Movimento voltado à masculinidade cristã enfrenta seu momento mais delicado desde a fundação em 2018
O movimento Machonaria Confraria Nacional de Homens, conhecido por promover uma proposta de masculinidade cristã com base em 40 códigos de conduta bíblica, enfrenta uma grave crise institucional. No último mês, 18 pastores anunciaram renúncia coletiva a seus cargos, alegando falta de transparência, má gestão de recursos e quebra de princípios fundamentais da organização.
A carta de renúncia foi divulgada nas redes sociais dos ex-líderes e rapidamente ganhou repercussão no meio evangélico. O principal alvo das denúncias é o fundador e atual presidente do movimento, o pastor brasiliense Anderson Silva, que tem sido figura central da Machonaria desde sua criação em 2018.
Denúncias de má gestão e endividamento
Segundo os ex-pastores, há indícios de confusão entre finanças pessoais e institucionais, uso indevido de dados de terceiros para contratos e financiamentos, além de suspeitas sobre a origem e o uso dos recursos arrecadados. As acusações incluem ainda a existência de uma dívida acumulada de R$ 500 mil, concentrada no chamado “hub social” da Machonaria, localizado em Samambaia Sul (DF), onde estariam ocorrendo os principais problemas administrativos.
“Os princípios que nos uniram foram violados. O movimento que nasceu para restaurar homens com base na Bíblia está agora envolto em incoerências éticas e financeiras”, diz um trecho da carta.
Alcance nacional e polêmicas recorrentes
Descrito pelo próprio pastor Anderson como o “maior movimento de masculinidade da América Latina”, a Machonaria já teria impactado mais de 10 mil homens em todo o Brasil, com atividades voltadas à liderança familiar, combate à pornografia, generosidade e vida espiritual ativa.

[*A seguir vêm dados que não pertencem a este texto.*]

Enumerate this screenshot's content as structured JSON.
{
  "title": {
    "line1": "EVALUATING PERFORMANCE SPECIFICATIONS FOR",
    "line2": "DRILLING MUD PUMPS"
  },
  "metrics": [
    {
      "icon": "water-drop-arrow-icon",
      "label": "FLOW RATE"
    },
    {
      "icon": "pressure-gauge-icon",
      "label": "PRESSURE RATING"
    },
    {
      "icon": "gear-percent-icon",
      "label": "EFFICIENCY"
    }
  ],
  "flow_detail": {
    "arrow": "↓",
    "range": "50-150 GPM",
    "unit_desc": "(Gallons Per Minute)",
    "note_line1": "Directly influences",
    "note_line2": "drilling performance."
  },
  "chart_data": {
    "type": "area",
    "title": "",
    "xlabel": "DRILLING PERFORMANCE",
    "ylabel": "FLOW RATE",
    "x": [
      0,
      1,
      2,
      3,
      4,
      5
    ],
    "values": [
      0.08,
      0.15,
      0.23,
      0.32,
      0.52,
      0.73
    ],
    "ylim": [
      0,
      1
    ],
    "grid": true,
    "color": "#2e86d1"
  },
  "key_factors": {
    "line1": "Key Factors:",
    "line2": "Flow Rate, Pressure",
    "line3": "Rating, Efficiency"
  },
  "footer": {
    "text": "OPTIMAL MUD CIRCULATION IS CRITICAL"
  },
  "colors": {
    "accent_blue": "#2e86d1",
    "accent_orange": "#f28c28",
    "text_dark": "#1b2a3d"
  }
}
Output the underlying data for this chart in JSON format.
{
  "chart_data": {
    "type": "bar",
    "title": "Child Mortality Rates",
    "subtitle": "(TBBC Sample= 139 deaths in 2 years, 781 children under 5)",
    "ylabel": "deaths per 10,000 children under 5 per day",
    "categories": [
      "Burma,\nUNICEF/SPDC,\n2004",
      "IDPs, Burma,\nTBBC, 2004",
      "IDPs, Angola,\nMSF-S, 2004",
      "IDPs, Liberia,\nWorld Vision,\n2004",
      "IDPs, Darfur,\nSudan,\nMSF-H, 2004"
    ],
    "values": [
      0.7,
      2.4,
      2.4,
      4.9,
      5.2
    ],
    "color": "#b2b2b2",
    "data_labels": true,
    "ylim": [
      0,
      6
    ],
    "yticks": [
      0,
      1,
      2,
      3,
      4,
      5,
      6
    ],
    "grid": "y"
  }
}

No entanto, o presidente do grupo já esteve envolvido em diversas polêmicas públicas. Uma das mais notórias foi a declaração em que afirmou que “mulheres têm potencial demoníaco”, o que gerou ampla repercussão e críticas por discurso machista. Em outro episódio, durante a eleição de 2022, Anderson apareceu em vídeo orando para que “a mandíbula de Lula fosse quebrada”, o que levou à abertura de uma investigação pela Polícia Federal.
Divisão interna e futuro incerto
A renúncia coletiva de parte significativa da liderança nacional levanta dúvidas sobre o futuro do movimento e expõe uma tensão crescente entre discurso e prática. Enquanto alguns apoiadores continuam defendendo o legado de transformação promovido pela Machonaria, críticos apontam que a centralização das decisões e a ausência de mecanismos de prestação de contas colocam o projeto em descrédito.
Até o momento, Anderson Silva não se pronunciou oficialmente sobre as acusações. Nos bastidores, há movimentações tanto para reestruturar o movimento quanto para possíveis ações judiciais por parte dos ex-colaboradores.